Smudge Cells -A Diagnostic Pitfall

What is Smudge Cell?

Smudge cells or basket cells are leukocytes that have been damaged during preparation of the peripheral blood smear. These usually occur due to the fragility of the cell. They are usually seen in chronic lymphocytic leukemia(CLL). Patients often see a reference to smudge cells in their complete blood count (CBC) reports. Smudge cells are cells that are probably damaged during the CBC process. The cell wall rupture and when seen under the microscope, they look like a smudge, hence the term smudge cells. These cells are probably lymphocytes and are so distorted that they can’t be given a real name. Smudge cells are not unique to CLL [2]. However, they are seen much more frequently and in much higher number in CLL than in any other condition. For example, in normal specimens, they may be 0.01% .In patient with severe infections or burns, there may be 0.1 to 0.3% .In patients with acute leukemia, there may be as many as 1 to 3 %, but in CLL patients, smudge cells can be up to 20% of all cells or higher [3].

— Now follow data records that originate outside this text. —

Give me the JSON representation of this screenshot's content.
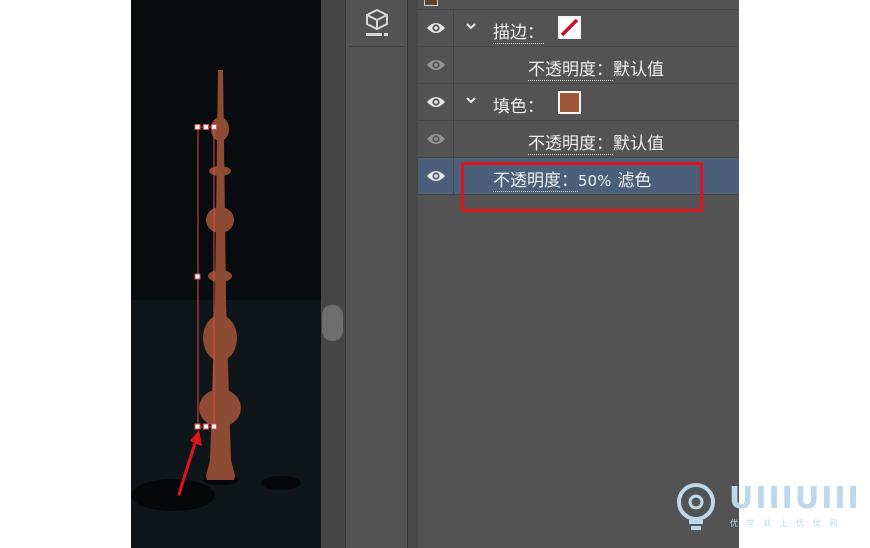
{
  "appearance_panel": {
    "rows": [
      {
        "label": "描边：",
        "type": "stroke"
      },
      {
        "label": "不透明度：",
        "value": "默认值"
      },
      {
        "label": "填色：",
        "type": "fill"
      },
      {
        "label": "不透明度：",
        "value": "默认值"
      },
      {
        "label": "不透明度：",
        "value": "50%",
        "mode": "滤色",
        "selected": true
      }
    ]
  },
  "colors": {
    "fill": "#a0583a",
    "stroke_slash": "#c4122a",
    "highlight": "#e0141c",
    "wand": "#8c4b32"
  },
  "icons": {
    "visibility": "eye-icon",
    "expand": "chevron-down-icon",
    "tool": "3d-cube-icon"
  },
  "watermark": {
    "logo": "UIIIUIII",
    "tagline": "优 学 就 上 优 优 网"
  }
}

Conditions In Which Smudge Cell Are Likely To Be Present

• Chronic Leukemia: - Chronic Lymphocytic Leukemia (CLL), Prolymphocytic Leukemia (PLL), Hairy Cell Leukemia(HCL), Large granular Lymphocytic leukemia (LGL)
• Acute Lymphoblastic Leukemia
• Acute Myeloid Leukemia Smudge cells are seen more commonly in ALL but also seen in AML. It is important to note that presence of smudge cells cannot be used to support the diagnosis or classification of leukemia or any other malignancy. Normal cells may smudge depending on the pressure applied when smearing. Any diagnosis of leukemia or tumor must be on the evaluation of intact cells.

Smudge cells are a well described artifact in hematological morphology that result from the rupture of fragile lymphocytes secondary to the process of making the peripheral blood film. Although seen in both reactive and malignant lymphocytosis, they are more often associated with the lymphoproliferative disorders, as the total lymphocyte counts are usually higher and there may be acquired member defects in these disorders. The issue of either including these cells in the standard manual white blood cell differential count or enumerating them separately as a proportion of a total differential cell count has rarely been examined in the literature, as evidence by the dearth of articles on the subject in the MEDLINE database [4].

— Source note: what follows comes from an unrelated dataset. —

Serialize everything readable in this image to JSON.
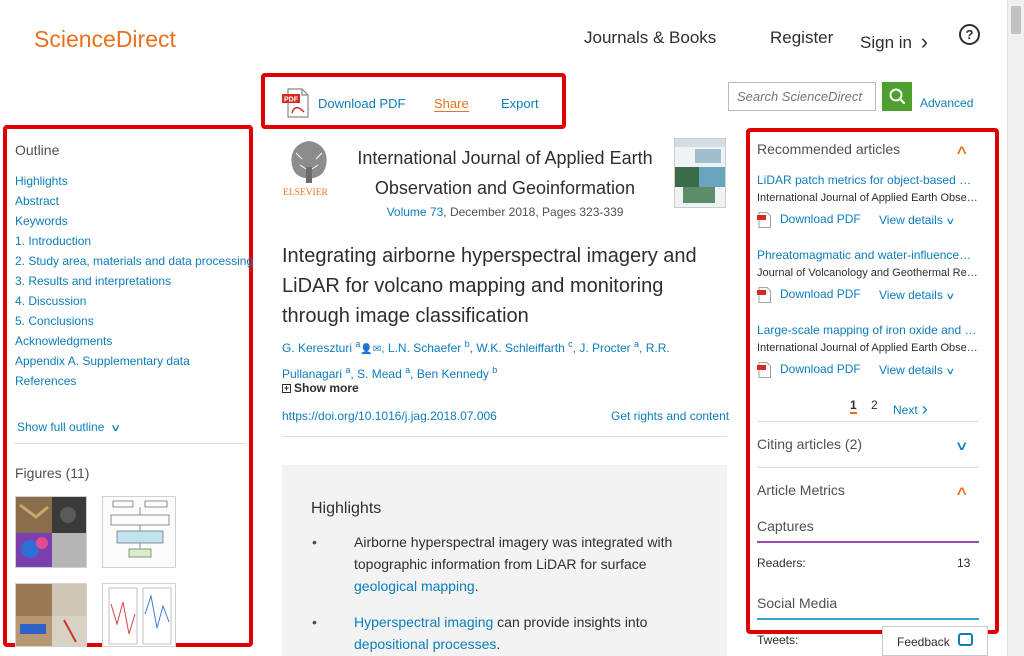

Smudge cells are counted accurately as lymphocyte by modern blood cell analyzers, which commonly enumerate 10,000 white cells or more in a 5 cell differential count. The issue is clinically significant when comparisons are made between the manual differential counts and automated differential counts performed to monitor the lymphocyte doubling time, which has been promoted as a prognostic factor in disease progression in chronic lymphocytic leukemia. The smudge cells on the film will not be included in manual differential, thereby resulting in an undercounting of the actual lymphocytes present and an overstating of the neutrophil count relative to the automated count, the “true count” [5].

Smudge cells were initially described as white blood cells with broken down nuclei in patients with chronic lymphocytic leukemia. Subsequently, these nuclear shadows have most often been referred to as smudge cells. The mechanism is often associated primarily with traumatic disruption of cells during blood film preparation. In the process, the cell membrane rupture and when viewed under a microscope, what remain looks like a smudge, hence the term, smudge cells. Thus, the angle and the degree of incline of the slide spreader, the type of slide spreader (sharp or smooth), the cleanliness of the slides, and the overall quality of the blood films can’t be overemphasized. For minimal morphologic alteration, blood film should be made within three hours and not more than twelve hours after collection. It is recommended to include smudge cells in the differential as an absolute count, especially when the smudge cell numbers are noticeably increase. This identifies a more appropriate count because smudge cells are actually lymphocyte artifacts. It also avoids the need for repeating or verifying abnormal counts [3, 4, 5].